Remick was once asked if she could give advice on how to become a movie star
and she stated:
"You cannot plan our map out a career. You just happen to be at the right spot at the right time."
Now this is a picture of Lee's daddy Frank Remick and his second wife Margaret.
Frank passed away in 1983 at the age of 73.
In 1988, Remick formed a production company with fellow actor James Garner and TV producer [Peter] Duchow.
One year after forming her production company,
in May of 1989,
Lee had just finished the last film of her career, "Dark Holiday," filmed in England
when she was diagnosed with terminal cancer.
When Lee began her battle with cancer, she took experimental drugs
including chemotherapy, and the removal of a kidney.
She confided in her close friend
Jill Ireland, a British actress and wife of Charles Bronson,
who had been diagnosed with breast cancer.
They both worked to raise money for cancer research.
Jill Ireland will pass away of breast cancer in May of 1990.
During the year of 1990, Lee Remick's cancer will be in remission.
She even goes back on the stage for a short time
in a local Los Angeles production of "A Little Night's Music."
When in the spring of 1991 she will learn the heartbreaking news that her cancer had returned,
on April 29th, 1991, Lee will be presented her star
on the Hollywood Walk of Fame, at 6104 Hollywood Boulevard.
Her friend, Jack Lemmon, was there to his sister.
Lee always said that Jack was her favorite actor.
As you can see by this time Lee was very weak
and her beautiful face was swollen from treatments.
She will succumb to her battle of kidney and liver cancer two months after this picture was taken.
Lee Remick Gowans will pass away at 5:15 p.m., July 2, 1991,
at her home that's located at 570 North Bondi Drive in Brentwood, California.
Her family will be at her bedside.
Lee's eulogy will be given by Jack Lemmon and Gregory Peck.
Her children Kate and Matt will sang the title song from her Broadway musical "Anyone Can Whistle."

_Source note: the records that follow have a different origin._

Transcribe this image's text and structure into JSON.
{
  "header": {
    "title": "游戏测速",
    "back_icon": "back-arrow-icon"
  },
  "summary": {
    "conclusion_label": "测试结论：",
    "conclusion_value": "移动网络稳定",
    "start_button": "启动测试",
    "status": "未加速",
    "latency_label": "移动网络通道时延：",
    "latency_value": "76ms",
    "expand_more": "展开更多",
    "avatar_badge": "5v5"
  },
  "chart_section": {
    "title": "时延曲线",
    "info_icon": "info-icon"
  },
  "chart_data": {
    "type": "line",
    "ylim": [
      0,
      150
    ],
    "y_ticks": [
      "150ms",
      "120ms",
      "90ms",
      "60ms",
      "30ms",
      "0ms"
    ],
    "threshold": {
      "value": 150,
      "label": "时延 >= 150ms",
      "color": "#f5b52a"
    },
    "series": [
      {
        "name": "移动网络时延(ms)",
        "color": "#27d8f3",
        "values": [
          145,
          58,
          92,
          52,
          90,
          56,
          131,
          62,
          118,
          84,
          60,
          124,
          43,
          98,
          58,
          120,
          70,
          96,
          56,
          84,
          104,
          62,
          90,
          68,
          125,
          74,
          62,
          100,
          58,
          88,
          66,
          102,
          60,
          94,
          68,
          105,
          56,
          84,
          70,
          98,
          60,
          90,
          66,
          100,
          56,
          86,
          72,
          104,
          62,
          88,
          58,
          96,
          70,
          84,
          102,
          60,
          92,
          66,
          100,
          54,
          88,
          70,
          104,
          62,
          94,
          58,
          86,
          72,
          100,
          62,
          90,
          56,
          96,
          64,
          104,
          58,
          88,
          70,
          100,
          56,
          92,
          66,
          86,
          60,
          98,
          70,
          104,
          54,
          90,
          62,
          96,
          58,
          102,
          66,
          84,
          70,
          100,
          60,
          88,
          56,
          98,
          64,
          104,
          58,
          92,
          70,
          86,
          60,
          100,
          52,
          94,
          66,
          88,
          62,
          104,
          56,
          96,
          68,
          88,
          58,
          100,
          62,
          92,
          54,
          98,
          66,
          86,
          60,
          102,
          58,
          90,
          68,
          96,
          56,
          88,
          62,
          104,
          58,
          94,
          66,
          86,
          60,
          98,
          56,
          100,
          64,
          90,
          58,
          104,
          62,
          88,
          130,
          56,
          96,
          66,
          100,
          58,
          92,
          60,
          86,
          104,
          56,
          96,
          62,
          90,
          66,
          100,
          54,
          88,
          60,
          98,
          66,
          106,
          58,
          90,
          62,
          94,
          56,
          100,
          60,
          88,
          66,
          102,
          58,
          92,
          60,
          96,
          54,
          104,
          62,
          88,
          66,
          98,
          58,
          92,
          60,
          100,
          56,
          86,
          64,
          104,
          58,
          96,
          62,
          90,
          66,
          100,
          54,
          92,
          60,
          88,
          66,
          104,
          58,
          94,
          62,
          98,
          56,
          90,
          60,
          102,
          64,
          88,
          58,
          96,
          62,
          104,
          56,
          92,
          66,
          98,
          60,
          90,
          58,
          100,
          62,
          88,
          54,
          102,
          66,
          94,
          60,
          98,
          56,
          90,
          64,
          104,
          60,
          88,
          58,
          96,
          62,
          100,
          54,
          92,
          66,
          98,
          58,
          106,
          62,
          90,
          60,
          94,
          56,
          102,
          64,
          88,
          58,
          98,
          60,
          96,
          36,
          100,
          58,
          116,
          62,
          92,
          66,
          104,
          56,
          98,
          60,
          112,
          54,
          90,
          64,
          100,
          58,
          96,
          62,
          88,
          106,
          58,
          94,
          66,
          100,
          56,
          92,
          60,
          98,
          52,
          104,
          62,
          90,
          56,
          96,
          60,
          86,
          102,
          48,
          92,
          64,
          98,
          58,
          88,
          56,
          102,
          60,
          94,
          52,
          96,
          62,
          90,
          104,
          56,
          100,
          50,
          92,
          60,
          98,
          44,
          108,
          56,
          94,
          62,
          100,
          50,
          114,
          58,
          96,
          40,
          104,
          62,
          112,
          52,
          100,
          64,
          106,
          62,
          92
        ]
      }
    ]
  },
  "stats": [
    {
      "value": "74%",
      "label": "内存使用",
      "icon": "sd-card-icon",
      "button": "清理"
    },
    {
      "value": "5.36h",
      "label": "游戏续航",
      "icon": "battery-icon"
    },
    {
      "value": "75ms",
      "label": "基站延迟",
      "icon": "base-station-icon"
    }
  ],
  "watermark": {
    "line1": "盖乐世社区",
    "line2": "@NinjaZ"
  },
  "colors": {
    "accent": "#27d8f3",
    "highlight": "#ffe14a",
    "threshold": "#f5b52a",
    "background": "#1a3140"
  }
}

A list of Hollywood stars will attend.
Lee Ann Remick, at her own request, will be cremated and her remains given to her family.
She was 55 years old.
Her home at Osterville, Massachusetts, that she loved
will be divided between her husband Kip and her two children Kate and Matt
with the stipulation that Kip could live there as long as he lived or moved.
Kip lived there for several years after Lee's death
but finally, as his health began to fail,
he moved back to England to live with his daughter.